How do large language models like GPT decide what word comes next? Why do they sometimes produce creative, surprising answers, and other times sound deterministic and safe? The magic lies in decoding strategies and how we control the “creativity” of the model.
In this post, I will try and attempt to break down one of the most important processes in LLMs: decoding. Lets see how sampling works, how temperature influences it, and how top-k and top-p sampling balance randomness and coherence. My aim is to have an intuitive and mathematical grasp of how modern LLMs generate language.

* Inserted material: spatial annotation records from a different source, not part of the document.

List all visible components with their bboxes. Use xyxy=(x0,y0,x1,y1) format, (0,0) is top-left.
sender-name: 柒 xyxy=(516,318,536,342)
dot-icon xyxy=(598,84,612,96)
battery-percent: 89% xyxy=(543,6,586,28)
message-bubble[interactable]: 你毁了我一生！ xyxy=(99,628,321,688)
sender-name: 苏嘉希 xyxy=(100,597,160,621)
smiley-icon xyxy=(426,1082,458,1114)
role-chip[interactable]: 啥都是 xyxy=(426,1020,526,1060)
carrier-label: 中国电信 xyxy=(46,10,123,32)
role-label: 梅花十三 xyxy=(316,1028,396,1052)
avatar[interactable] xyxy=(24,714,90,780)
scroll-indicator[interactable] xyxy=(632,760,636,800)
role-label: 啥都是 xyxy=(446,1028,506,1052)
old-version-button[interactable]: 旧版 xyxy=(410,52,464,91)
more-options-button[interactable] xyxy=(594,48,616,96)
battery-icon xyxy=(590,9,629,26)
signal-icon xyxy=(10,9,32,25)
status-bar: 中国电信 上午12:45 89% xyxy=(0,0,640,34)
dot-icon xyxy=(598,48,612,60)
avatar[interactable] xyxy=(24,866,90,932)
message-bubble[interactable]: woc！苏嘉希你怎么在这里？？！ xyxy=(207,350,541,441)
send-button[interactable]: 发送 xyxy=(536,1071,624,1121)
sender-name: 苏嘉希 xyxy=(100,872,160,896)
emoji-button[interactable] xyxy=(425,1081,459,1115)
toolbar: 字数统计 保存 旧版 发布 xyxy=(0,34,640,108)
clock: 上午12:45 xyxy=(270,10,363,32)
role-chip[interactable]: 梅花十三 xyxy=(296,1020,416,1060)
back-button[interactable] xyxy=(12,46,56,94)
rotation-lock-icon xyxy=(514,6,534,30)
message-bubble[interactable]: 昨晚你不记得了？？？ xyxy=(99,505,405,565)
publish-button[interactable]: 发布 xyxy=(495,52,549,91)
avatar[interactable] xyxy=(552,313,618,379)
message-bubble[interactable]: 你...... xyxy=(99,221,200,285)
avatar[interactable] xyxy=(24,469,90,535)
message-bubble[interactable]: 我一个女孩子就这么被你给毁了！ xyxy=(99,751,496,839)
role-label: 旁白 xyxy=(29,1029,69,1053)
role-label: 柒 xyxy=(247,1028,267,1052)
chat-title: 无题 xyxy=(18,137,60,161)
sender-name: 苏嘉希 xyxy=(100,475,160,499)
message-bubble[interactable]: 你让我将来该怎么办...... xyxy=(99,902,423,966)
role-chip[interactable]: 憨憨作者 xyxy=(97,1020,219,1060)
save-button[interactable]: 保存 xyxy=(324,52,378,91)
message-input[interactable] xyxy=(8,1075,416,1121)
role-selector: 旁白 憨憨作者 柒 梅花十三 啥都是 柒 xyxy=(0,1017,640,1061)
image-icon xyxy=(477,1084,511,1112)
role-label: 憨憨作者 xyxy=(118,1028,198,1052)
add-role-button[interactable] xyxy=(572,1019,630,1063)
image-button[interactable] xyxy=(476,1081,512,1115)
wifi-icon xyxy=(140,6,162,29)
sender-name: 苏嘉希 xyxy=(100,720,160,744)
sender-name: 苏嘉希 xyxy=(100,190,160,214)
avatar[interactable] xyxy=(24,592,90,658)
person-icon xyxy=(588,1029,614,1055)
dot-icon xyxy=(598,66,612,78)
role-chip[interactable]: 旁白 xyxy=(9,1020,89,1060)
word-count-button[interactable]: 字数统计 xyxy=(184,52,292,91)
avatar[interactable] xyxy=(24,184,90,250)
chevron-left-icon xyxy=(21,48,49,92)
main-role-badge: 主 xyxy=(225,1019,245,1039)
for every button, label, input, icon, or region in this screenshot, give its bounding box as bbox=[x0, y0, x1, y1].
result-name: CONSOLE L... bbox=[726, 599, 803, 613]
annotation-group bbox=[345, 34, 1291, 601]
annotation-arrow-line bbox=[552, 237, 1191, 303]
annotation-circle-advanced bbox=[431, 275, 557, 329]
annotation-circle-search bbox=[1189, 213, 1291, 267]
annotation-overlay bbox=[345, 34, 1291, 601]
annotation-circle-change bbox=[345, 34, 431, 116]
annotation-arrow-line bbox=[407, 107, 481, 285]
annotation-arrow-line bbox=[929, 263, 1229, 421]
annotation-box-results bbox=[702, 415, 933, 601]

🔢 Step-by-Step: How Decoding Works
1. Model Outputs Logits
When you prompt an LLM (e.g., “The cat sat on the”), it doesn’t immediately give you a word — it gives you a vector of logits. The logit scores are determined by the Neural networks, trained on the large data to provide the logit scores based on the vocabulary it is trained on. These are raw, unbounded numbers (can be positive or negative) representing how likely each token is to come next.
Example:
"mat" -> 3.0
"couch" -> 2.0
"floor" -> 1.0
"bed" -> 0.5
"banana" -> -1.0
When a language model outputs raw values (called logits) for each token in its vocabulary, those values aren’t probabilities yet. They’re just unnormalized scores — some might be negative, some positive, some large, some small.
To turn these into a probability distribution, we use a mathematical function called softmax.
The softmax function takes a vector of real numbers (logits) and squashes them into a probability distribution — i.e., all values between 0 and 1, and all summing to 1.
Given logits $$( z_1, z_2, \ldots, z_n ),$$ the probability $$ ( P_i ) $$ for each logit is computed using the softmax function: $$ [ P_i = \frac{e^{z_i}}{\sum_{j=1}^{n} e^{z_j}} ] $$
2. Temperature Scaling with Softmax
Temperature is a hyperparameter that adjusts the sharpness of the probability distribution.
- Low temperature (< 1) → more deterministic
- High temperature (> 1) → more creative/random
Mathematically:
$$ P_i = softmax(z_i / T) $$
Where z_i is the logit, T is the temperature.
Using the temperature parameter, we first scale the logit scores and use it to either the flatten the distribution or sharpen the distribution
And Softmax converts the scaled logits into a probability distribution:
$$ P_i = e^{z_i} / Σ e^{z_j} $$
Example probabilities:
"mat" -> 0.62
"couch" -> 0.23
"floor" -> 0.08
"bed" -> 0.05
"banana" -> 0.02
3. Sampling — Choosing the Next Token
Sampling means randomly choosing the next token based on probabilities.
- “mat” has a 62% chance
- “banana” still has a 2% chance → creativity unlocked
- Unlike greedy decoding, this allows diverse outputs
🎯 Adding Control: Top-k and Top-p Sampling
What is Top-k?
Top-k keeps only the k most probable tokens, discards the rest, and renormalizes.
Top-k = 3 Example:
Keep: ["mat", "couch", "floor"]
Discard: ["bed", "banana"]
What is Top-p (Nucleus Sampling)?
Top-p includes the smallest set of tokens whose cumulative probability ≥ p (e.g., 0.9).
Top-p = 0.9 Example:
"mat" -> 0.62
"couch" -> 0.23
"floor" -> 0.08 ✅ (total = 0.93)
Only these are kept for sampling.
How Temperature, Top-k, and Top-p Interact
They are complementary:
- Temperature reshapes the probability distribution
- Top-k and Top-p filter the candidates
- Their effects compound
⚙️ Interaction Table:
| Temp | Top-k | Top-p | Behavior |
|---|---|---|---|
| Low | Small | 0.8 | Deterministic, safe |
| Medium | Mid | 0.9 | Balanced creativity |
| High | Large | 0.95 | Diverse, possibly risky |
🧪 Practical Tips
- Use low T + top-p = 0.8 for reliable, fact-based outputs
- Use high T + top-p = 0.95 for poetry, storytelling, idea generation
- Use greedy decoding (T=0) when accuracy > diversity
🧩 Final Takeaway
Decoding isn’t just a technical step — it’s a creative control lever.
With temperature, top-k, and top-p, you shape how a model speaks:
🎯 Focused and precise?
🎭 Wild and imaginative?
🧠 Balanced and human-like?
Understanding decoding gives you the power to make LLMs work the way you want.